Legal guide to employee options and share schemes
Mon 11 December 2023
Practical steps when setting up employee share options and schemes
- Choose the right type of scheme - there are 3 main types of employee share schemes: employee share ownership plans (ESOPs), share incentive plans (SIPs), and share purchase plans (SPPs).
- Design the scheme - to meet its objectives and to ensure that it complies with all applicable laws and regulations.
- Market the scheme - to ensure employees are aware of the benefits of participating in the scheme.
- Administer the scheme -appoint an administrator to be responsible for managing the scheme, including issuing shares, collecting payments, and keeping records.
Legal work involved
There are a number of legal requirements that must be complied with when setting up employee share options and schemes in the UK. This includes:
- Obtaining shareholder approval: The company must obtain shareholder approval for the scheme before it can be implemented. This is typically done by a special resolution, which requires a majority of the votes cast by shareholders.
- Drafting and registering the scheme document: The company must draft and register a scheme document, which sets out the terms of the scheme. T
- Obtaining tax clearance: The company must obtain tax clearance from HMRC before the scheme can be implemented. This is to ensure that the scheme complies with tax law.
- Providing information to employees: The company must provide employees with information about the scheme, including the terms of the scheme and the risks involved.
Risks for employees
- Illiquidity - employees may end up locked in, with their shares not readily available to sell..
- Company performance - the value of shares will depend on the performance of the company, and employees could lose money if the company performs poorly and they have already bought shares.
- Capital gains tax - Employees may be liable to pay capital gains tax when they sell their shares.
- Income tax: Employees may be liable to pay income tax on the value of shares that are granted to them under a share option scheme.

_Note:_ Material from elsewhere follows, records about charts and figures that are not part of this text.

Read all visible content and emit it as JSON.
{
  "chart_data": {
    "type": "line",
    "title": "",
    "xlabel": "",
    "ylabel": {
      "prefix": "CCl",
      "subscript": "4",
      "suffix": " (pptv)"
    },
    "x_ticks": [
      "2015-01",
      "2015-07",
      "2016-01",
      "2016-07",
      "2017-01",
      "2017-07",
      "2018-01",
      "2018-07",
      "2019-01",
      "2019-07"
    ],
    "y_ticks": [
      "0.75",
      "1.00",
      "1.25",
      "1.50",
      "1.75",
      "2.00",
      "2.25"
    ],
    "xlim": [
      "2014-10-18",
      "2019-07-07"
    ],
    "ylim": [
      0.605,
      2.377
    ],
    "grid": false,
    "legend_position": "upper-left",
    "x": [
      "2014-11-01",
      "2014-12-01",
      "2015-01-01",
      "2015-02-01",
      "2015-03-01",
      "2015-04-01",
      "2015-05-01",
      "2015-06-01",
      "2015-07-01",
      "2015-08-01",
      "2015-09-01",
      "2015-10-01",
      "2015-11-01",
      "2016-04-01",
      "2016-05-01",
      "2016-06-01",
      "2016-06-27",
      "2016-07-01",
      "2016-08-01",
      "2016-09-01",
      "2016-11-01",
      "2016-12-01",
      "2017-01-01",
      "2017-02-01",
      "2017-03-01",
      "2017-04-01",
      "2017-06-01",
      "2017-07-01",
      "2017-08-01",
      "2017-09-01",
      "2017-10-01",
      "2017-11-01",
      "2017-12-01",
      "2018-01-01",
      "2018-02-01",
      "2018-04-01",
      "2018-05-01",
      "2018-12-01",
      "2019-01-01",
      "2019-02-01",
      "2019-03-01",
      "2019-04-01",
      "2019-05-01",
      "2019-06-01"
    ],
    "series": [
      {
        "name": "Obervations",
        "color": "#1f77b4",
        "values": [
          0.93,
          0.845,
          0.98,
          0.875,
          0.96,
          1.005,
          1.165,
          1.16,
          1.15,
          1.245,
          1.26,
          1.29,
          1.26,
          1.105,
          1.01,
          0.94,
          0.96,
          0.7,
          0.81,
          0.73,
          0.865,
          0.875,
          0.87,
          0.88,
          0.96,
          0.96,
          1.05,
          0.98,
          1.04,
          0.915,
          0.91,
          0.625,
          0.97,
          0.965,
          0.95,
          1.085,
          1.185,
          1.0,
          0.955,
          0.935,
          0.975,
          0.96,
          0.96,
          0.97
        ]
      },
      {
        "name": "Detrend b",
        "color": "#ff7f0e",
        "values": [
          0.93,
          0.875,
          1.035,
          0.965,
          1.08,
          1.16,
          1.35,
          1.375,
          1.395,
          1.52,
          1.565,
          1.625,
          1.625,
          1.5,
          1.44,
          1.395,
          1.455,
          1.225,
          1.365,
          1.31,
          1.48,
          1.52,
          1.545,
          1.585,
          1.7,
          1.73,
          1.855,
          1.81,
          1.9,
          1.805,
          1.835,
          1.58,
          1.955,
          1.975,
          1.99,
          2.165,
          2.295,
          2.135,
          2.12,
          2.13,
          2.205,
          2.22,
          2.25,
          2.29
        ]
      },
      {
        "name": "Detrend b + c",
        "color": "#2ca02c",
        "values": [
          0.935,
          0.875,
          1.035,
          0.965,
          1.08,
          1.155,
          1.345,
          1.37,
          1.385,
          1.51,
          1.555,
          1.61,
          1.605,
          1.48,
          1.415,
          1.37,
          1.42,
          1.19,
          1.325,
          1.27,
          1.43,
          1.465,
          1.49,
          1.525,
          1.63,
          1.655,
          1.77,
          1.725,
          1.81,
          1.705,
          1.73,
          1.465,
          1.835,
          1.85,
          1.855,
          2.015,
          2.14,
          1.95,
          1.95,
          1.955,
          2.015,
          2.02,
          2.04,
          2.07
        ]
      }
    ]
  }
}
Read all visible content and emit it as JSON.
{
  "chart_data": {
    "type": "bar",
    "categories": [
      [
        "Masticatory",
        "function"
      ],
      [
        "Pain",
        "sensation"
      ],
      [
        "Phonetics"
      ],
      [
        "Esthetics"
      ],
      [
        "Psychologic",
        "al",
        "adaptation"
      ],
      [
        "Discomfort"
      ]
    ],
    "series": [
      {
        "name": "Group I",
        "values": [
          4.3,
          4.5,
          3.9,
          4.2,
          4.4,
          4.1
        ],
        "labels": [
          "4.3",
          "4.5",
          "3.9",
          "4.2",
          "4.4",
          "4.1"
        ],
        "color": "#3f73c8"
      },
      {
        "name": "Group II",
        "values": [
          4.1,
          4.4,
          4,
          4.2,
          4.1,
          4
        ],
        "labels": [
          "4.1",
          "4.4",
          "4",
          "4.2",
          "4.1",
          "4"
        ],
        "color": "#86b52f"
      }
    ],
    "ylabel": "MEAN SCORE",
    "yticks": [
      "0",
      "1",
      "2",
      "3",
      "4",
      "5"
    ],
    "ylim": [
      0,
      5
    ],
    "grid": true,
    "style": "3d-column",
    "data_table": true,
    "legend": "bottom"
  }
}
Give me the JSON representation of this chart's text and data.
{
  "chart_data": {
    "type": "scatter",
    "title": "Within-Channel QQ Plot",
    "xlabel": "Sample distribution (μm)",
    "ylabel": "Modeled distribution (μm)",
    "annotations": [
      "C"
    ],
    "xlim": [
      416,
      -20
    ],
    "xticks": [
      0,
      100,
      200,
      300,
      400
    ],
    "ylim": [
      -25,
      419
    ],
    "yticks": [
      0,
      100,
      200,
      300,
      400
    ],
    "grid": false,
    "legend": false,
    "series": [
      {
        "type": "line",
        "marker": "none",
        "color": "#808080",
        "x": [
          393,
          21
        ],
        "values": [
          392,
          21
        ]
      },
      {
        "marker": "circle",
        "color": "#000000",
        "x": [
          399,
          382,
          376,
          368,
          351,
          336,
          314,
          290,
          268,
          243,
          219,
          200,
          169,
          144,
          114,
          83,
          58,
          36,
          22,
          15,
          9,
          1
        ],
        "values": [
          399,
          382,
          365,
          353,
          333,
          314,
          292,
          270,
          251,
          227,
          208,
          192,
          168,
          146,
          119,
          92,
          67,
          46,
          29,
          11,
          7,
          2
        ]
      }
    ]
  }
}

- Bad leaver penalties - One of the most common risks for employees is that they will forfeit their unvested shares if they leave their job before the vesting period is over.or the sale proce of shares already bought may be lowered by leaver provisions. Reasons might include being dismissed for misconduct, resigning without giving proper notice, or taking a job with a competitor.
- Dilution - Leaver provisions can also dilute the ownership of existing shareholders. This is because the company will issue new shares to the departing employee in exchange for their unvested shares. This can reduce the proportion of the company that each existing shareholder owns.